Elle a présenté la nouvelle stratégie de cette institution en Afrique, en la matière : le renforcement de l'engagement du FMI avec la région sur les questions de gouvernance et de lutte contre la corruption ; certaines des réussites constatées à travers l'Afrique ; et les éléments clés de la bonne gouvernance ainsi que de la responsabilité qui ressortent dans ces exemples, et sur lesquels la région doit se concentrer pour saisir le potentiel de l'Afrique.

Les efforts vitaux pour l'Afrique

Parmi les opportunités économiques qui s'offrent à l'Afrique, Antoinette Sayeh a cité le dividende démographique. Et pour l'obtenir, le continent doit répondre aux aspirations de la nouvelle génération, en veillant à ce que " les ressources publiques soient utilisées efficacement et contribuent à une prospérité partagée et durable de la population ". Certains pays africains ont relevé ce défi, en se classant parfois plus haut que de nombreuses économies développées dans le domaine de la gouvernance.

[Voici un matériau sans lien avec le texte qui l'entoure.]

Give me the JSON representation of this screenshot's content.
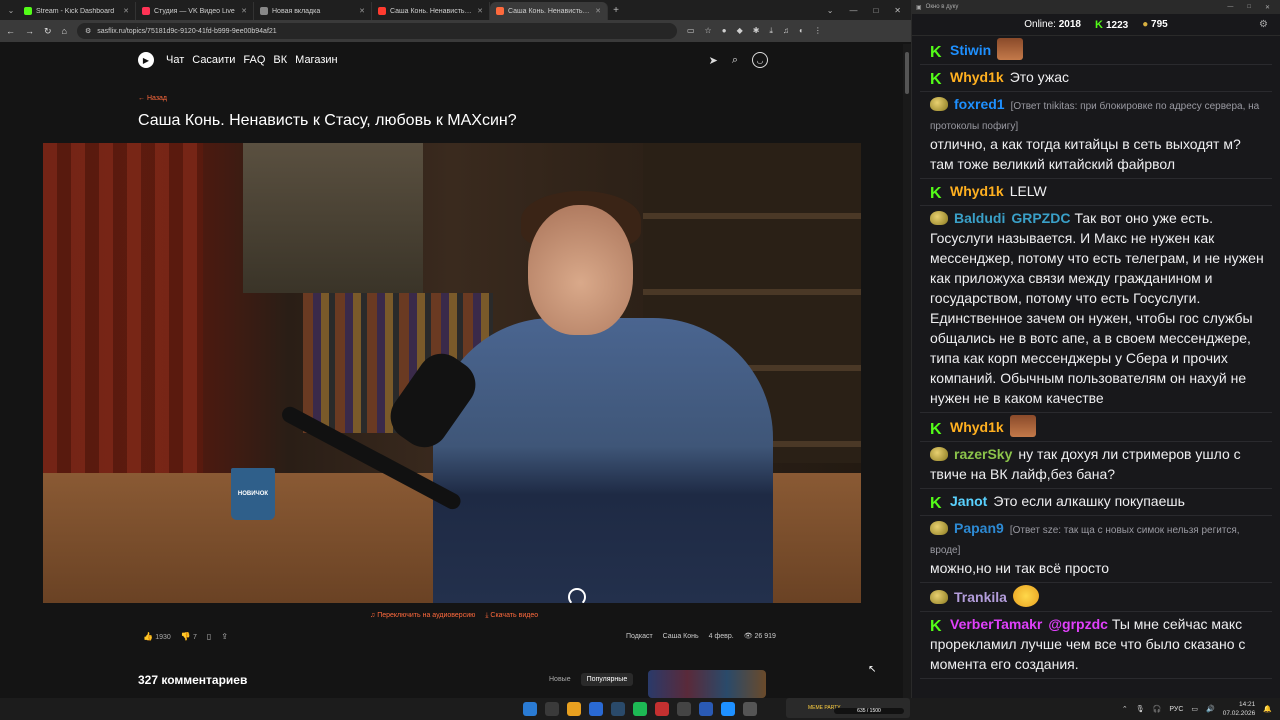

Citant le cas du Rwanda -qui a adopté des institutions plus avancées pour se reconstruire après un conflit dévastateur. C'est également le cas aux Seychelles - qui a entrepris des réformes économiques et institutionnelles pour s'attaquer à la crise de la dette de 2008. Au Botswana, on a assisté à l'élaboration d'un bon cadre politique pour gérer prudemment la richesse des ressources minières. " Aujourd'hui, ces pays sont à la tête de la région en matière de bonne gouvernance, mais beaucoup d'autres prennent également des mesures décisives ", a-t-elle souligné, notant également de bonnes réformes de la gouvernance budgétaire (Gambie, Sénégal) ainsi que l'adoption des cadres de lutte contre le blanchiment d'argent (Botswana, Zimbabwe, Maurice, Ghana).

Des leçons à tirer de ces exemples par la région

Premièrement, les pays les plus performants dans ce domaine ont un niveau élevé d'engagement politique en faveur de la bonne gouvernance et de la transparence. Deuxièmement, le respect de l'Etat de droit et des droits de propriété. Troisièmement, assurer l'efficacité, la transparence et la surveillance publique de ces investissements. Dans un ouvrage du FMI, paru récemment sur la bonne gouvernance en Afrique subsaharienne, on apprend que lorsqu'il n'y a pas assez de surveillance gouvernementale sur le processus de passation des marchés publics, le coût des projets a tendance à être plus élevé.

Le FMI y voit un besoin massif d'accroître les investissements publics (infrastructures, santé et éducation) d'une manière plus efficace et transparente. Quatrièmement, l'accès à l'information. Enfin, l'innovation et la technologie, qui, selon le FMI, peuvent jouer un rôle important pour aider le gouvernement à réaliser ces priorités. La cheffe adjointe du FMI est convaincue que l'amélioration de la gouvernance et de la responsabilité en Afrique est non seulement possible, mais qu'elle se produit réellement, dans l'effort. Il s'agit d'un long processus qui exige une forte volonté politique et des efforts constants. La conférence de Gaborone est un tremplin, a-t-elle conclu.